I thought this was going to start and end with:

"I went to Geek Squad..."

:D

I used to work for the circuit city version, That place killed my soul. I had to charge like $40 to install ram. I don't know if Geek Squad is any different but I am glad "firedog" (stupid name) doesn't exist anymore.
 
Ouch. Those places amaze me. $40 to install RAM which takes all of 30 seconds, even for someone unskilled, whereas I can go to a lube shop and get an oil change on my car for $20 (including the oil and filter which costs me $12 when I do it myself so the labor is really only like $8).
 
Researched the other rootkit I found on my system. It was just a spamming worm so it looks like I'm good.

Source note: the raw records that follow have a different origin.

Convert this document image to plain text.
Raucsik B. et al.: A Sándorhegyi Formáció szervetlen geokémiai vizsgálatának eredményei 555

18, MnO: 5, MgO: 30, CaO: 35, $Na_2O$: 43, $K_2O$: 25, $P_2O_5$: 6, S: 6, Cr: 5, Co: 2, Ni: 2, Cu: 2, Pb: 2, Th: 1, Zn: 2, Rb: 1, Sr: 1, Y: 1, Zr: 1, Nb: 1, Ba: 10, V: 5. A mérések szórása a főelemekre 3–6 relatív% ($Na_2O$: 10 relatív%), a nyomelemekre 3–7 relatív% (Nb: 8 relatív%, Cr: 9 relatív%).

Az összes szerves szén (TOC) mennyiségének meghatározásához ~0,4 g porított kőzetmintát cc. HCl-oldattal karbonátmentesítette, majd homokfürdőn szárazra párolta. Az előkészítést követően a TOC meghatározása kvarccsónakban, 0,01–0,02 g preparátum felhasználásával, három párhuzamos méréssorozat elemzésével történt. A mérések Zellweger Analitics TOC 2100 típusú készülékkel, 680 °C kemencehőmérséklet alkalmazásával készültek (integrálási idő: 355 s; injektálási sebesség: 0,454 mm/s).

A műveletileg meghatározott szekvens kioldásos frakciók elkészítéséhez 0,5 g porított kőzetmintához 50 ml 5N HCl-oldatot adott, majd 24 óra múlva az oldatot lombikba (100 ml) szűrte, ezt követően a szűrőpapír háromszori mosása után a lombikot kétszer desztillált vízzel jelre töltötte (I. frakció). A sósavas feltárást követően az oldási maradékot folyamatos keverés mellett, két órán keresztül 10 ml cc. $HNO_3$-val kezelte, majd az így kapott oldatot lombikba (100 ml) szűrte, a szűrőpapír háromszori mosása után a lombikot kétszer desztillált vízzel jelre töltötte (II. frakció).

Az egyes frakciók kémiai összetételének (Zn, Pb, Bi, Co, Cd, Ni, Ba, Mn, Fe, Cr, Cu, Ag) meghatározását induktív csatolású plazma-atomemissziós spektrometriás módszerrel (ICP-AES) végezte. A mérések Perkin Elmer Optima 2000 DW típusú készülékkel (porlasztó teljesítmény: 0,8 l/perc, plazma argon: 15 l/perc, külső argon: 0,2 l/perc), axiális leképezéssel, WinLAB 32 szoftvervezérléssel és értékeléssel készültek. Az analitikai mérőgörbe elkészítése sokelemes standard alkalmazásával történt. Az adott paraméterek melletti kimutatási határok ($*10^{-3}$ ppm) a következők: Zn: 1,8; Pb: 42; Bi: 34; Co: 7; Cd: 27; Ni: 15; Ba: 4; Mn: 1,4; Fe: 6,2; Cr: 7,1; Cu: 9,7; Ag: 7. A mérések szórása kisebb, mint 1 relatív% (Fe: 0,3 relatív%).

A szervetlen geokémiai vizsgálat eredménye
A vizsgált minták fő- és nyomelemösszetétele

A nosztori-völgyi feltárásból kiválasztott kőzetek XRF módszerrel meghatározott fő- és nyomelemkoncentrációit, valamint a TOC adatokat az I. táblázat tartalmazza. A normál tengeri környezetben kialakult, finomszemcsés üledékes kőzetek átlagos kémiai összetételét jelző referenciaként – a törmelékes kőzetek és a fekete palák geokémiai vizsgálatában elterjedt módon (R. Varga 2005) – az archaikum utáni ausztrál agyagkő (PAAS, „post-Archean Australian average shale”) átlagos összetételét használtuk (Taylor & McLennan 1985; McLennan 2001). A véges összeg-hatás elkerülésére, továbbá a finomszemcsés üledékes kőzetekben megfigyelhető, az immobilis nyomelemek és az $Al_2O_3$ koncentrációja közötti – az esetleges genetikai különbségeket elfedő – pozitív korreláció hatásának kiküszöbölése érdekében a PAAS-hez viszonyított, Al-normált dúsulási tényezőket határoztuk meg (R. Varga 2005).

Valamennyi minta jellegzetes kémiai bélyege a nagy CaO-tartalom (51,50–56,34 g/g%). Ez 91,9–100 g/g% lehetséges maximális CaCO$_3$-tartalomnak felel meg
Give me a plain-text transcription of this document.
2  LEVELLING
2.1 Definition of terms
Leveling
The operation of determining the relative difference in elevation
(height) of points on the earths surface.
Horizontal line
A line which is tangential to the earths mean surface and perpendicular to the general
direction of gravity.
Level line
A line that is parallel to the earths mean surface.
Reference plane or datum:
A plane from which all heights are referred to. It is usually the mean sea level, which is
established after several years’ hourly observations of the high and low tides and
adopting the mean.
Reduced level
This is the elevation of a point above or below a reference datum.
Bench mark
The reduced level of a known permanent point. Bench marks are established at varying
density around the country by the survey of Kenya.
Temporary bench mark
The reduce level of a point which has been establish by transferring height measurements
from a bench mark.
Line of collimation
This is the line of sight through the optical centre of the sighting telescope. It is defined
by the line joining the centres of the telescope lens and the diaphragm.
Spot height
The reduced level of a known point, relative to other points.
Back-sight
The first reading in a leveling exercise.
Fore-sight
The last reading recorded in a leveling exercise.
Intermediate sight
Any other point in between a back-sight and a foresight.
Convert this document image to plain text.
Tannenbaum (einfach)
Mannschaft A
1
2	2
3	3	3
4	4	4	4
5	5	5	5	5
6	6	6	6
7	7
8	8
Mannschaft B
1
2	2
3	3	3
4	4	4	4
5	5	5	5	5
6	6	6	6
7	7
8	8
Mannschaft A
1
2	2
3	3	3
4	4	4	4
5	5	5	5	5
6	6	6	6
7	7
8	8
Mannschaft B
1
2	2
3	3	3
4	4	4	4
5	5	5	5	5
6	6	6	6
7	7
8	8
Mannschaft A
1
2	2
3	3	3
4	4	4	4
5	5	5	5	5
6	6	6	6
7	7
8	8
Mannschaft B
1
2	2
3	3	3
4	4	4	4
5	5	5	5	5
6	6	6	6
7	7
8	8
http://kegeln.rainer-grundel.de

This was my first virus infection ever so it gave me a good scare. (And no, I don't run antivirus software so don't ask what tools I use. I don't use any tools except the registry editor, task manager, and msconfig to periodically check for infections!)
 
Sac if you get a copy of Win PE that is bootable you can go in and delete those files as long as you know what .dll's were changed. I have seen some nast spyware lately and that is about the only thing to get rid of it. I usually do a search for any .dll changed within the last week if the computer will boot long enough for me to get that far, then boot to PE and command line delete those suckers.

I am sure there are a hundred ways to do it but thats the easiest way I have found. Of course had you not had the issues with the PS it would have been just as fast to swap drives and move stuff over.